Wages at NUMMI (about $27 an hour) are higher than what Toyota pays at most of its other U.S. factories, but as production fell 16% last year and even more sharply this year, employment remained at 4,600 for a plant that will likely produce fewer than 200,000 vehicles this year.

"An assembly plant making 250,000 cars a year could be run efficiently with 2,000 or 2,500 people," said Cole. "They don’t call it a jobs bank, but essentially Toyota has a jobs bank."

Fallout of decision

Toyota’s decision to close NUMMI next March is important for several reasons. The company is acknowledging that it expanded too fast.

This is the first time Toyota will have shuttered a facility in North America. It also is a setback for the UAW’s attempt to organize at other Asian automakers. The union was grandfathered into NUMMI because it was a GM plant before the joint venture was formed.

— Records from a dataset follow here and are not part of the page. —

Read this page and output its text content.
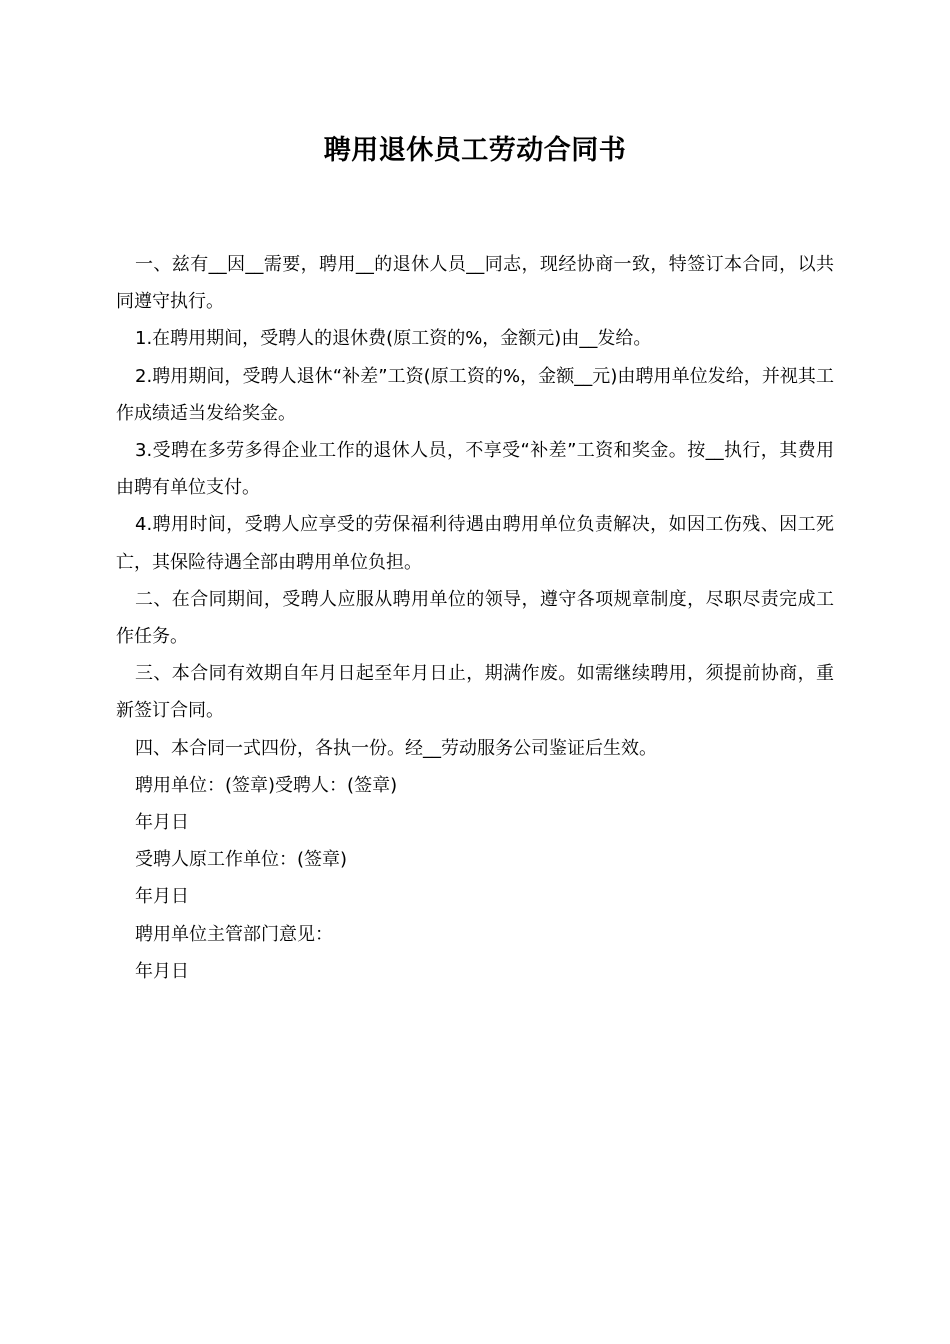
聘用退休员工劳动合同书

一、兹有__因__需要，聘用__的退休人员__同志，现经协商一致，特签订本合同，以共同遵守执行。

1.在聘用期间，受聘人的退休费(原工资的%，金额元)由__发给。

2.聘用期间，受聘人退休“补差”工资(原工资的%，金额__元)由聘用单位发给，并视其工作成绩适当发给奖金。

3.受聘在多劳多得企业工作的退休人员，不享受“补差”工资和奖金。按__执行，其费用由聘有单位支付。

4.聘用时间，受聘人应享受的劳保福利待遇由聘用单位负责解决，如因工伤残、因工死亡，其保险待遇全部由聘用单位负担。

二、在合同期间，受聘人应服从聘用单位的领导，遵守各项规章制度，尽职尽责完成工作任务。

三、本合同有效期自年月日起至年月日止，期满作废。如需继续聘用，须提前协商，重新签订合同。

四、本合同一式四份，各执一份。经__劳动服务公司鉴证后生效。

聘用单位：(签章)受聘人：(签章)

年月日

受聘人原工作单位：(签章)

年月日

聘用单位主管部门意见：

年月日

It also triggered a wake-up call to California that manufacturing isn’t something that just happens "back East." Burdens such as a 6% tax on capital equipment don’t attract businesses that rely heavily on automation.

Tough air-quality standards that require reductions in carbon-dioxide emissions impose costs manufacturers don’t pay in other states.

"For the companies looking to grow somewhere, California is basically off the list," said Gino DiCaro, spokesman for the California Manufacturers and Technology Association. "In the 1980s, aerospace backfilled our losses. Then in the ’90s, high-tech companies and real estate provided a buffer. Now there is no backup source of job creation."

NUMMI management and leaders of UAW Local 2244 at the plant declined to be interviewed for this report.

While union officials are working with California legislators on tax incentives designed to get Toyota to reconsider, the odds of survival aren’t good.

Toyota has said it must shrink its global carmaking capacity by at least 700,000 vehicles annually. NUMMI would account for 420,000 of that.

"They have no choice but to close it," said Cole. "But it’s the kind of situation that they don’t like to deal with."